Même les plus vieux clichés du sous-genre sont rehaussés par ces nouvelles approches. Les années 2010-2011 ont vu une minivague de films d’invasion extraterrestre, et si la plupart sont déjà retombées dans l’oubli, certains se démarquent toujours : Super 8 profite des prémices pour rendre hommage aux films que tournait Steven Spielberg dans les années 1980, alors qu’Attack the Block transpose l’invasion dans les bas-fonds pauvres de Londres pour donner un film aussi divertissant que socialement provoquant. De son côté, le film britannique à microbudget Monsters présente l’invasion extraterrestre comme une infection, soulignant avec une déprime apocalyptique bien contemporaine la futilité de penser « gagner » dans un tel scénario.
Monsters fait aussi double emploi en montrant comment des effets spéciaux auparavant impensables sont maintenant à la portée de quiconque est équipé d’un ordinateur personnel et d’un peu de patience. L’effet des techniques de production numérique n’est pas seulement de multiplier le nombre de films de SF à l’affiche, mais de permettre une diversité d’approches alors que de plus en plus de cinéastes ont les moyens de présenter leur vision artistique sous forme de film. Il n’y a qu’à regarder Beast of the Southern Wild pour entrevoir l’avenir des Louisianais défavorisés, ou bien Mr. Nobody qui propose une vision rafraîchissante du destin dans un univers de possibilités quantiques.

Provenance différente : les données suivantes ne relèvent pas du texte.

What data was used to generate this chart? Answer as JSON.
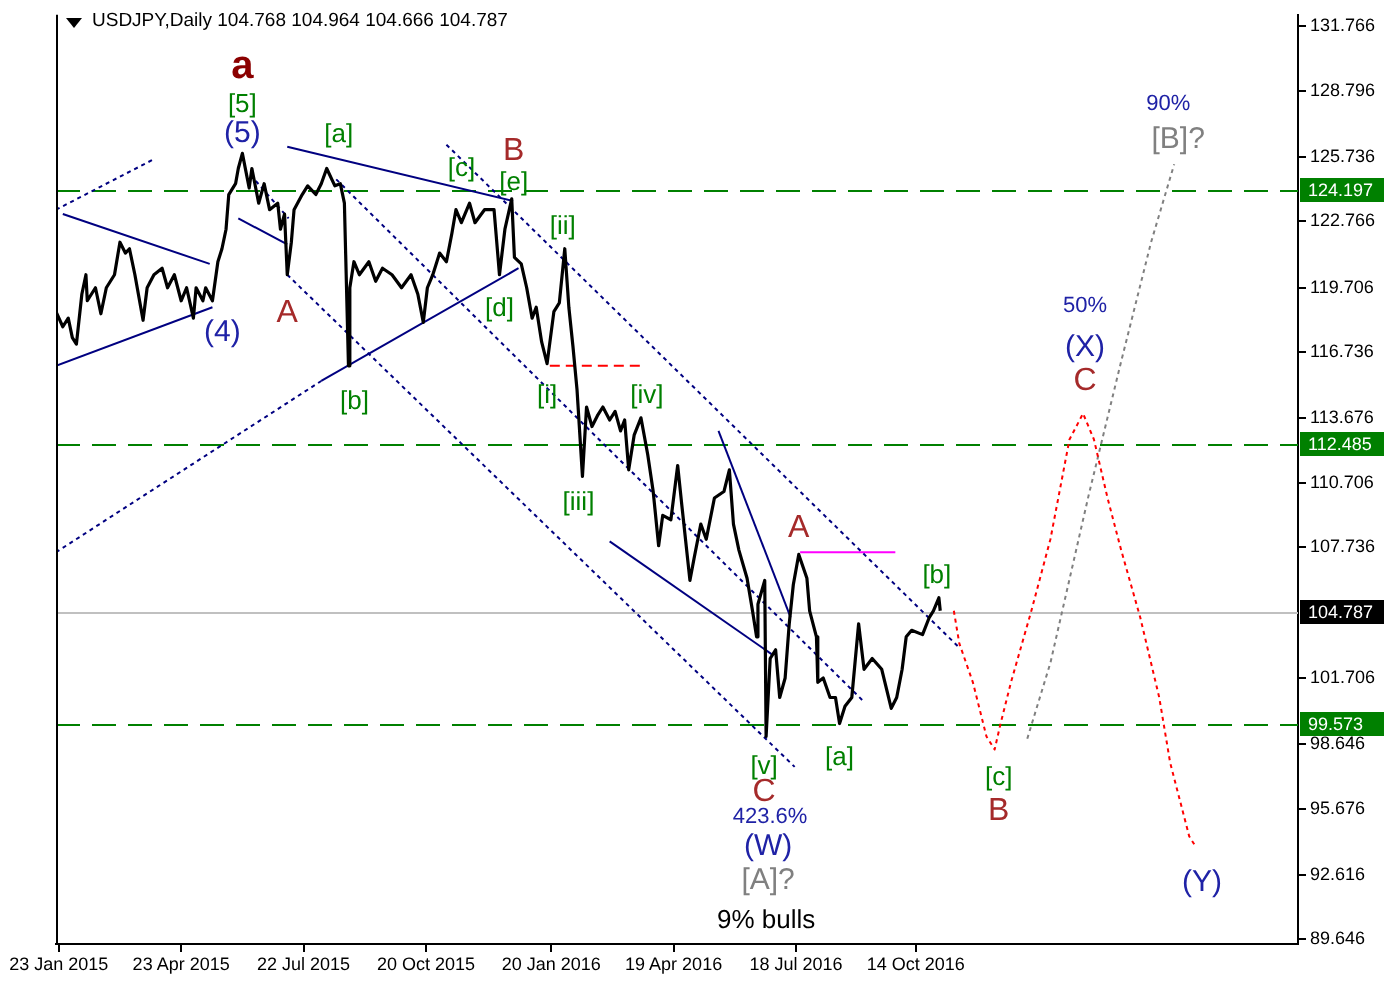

Ceci dit, n’insistons pas trop sur les effets spéciaux, étant donné que le cinéma SF peut parfois très bien s’en passer : malgré une cinématographie haute en couleur, Limitless n’a pas besoin d’infographie pour décrire la vie de son protagoniste après avoir ingéré des médicaments décuplant son intelligence, alors que la comédie Robot & Frank se contente d’un simple costume de robot pour décrire avec affection l’histoire d’un voleur âgé, de son robot personnel et les avantages d’une mémoire défaillante… comparée à un cerveau électronique qui n’oublie rien.
Si ce survol kaléidoscopique (et pourtant bien incomplet) de la science-fiction cinématographique du vingt et unième siècle laisse à bout de souffle, c’est qu’il s’agit d’une réflexion éloquente de la portée de la SF à une époque science-fictionesque à plus d’un égard. La SF cinématographique d‘aujourd’hui est plus riche en signification, plus habile avec ses outils, plus accessible et plus diversifiée que jamais. N’hésitez pas : il y en a pour tous les goûts.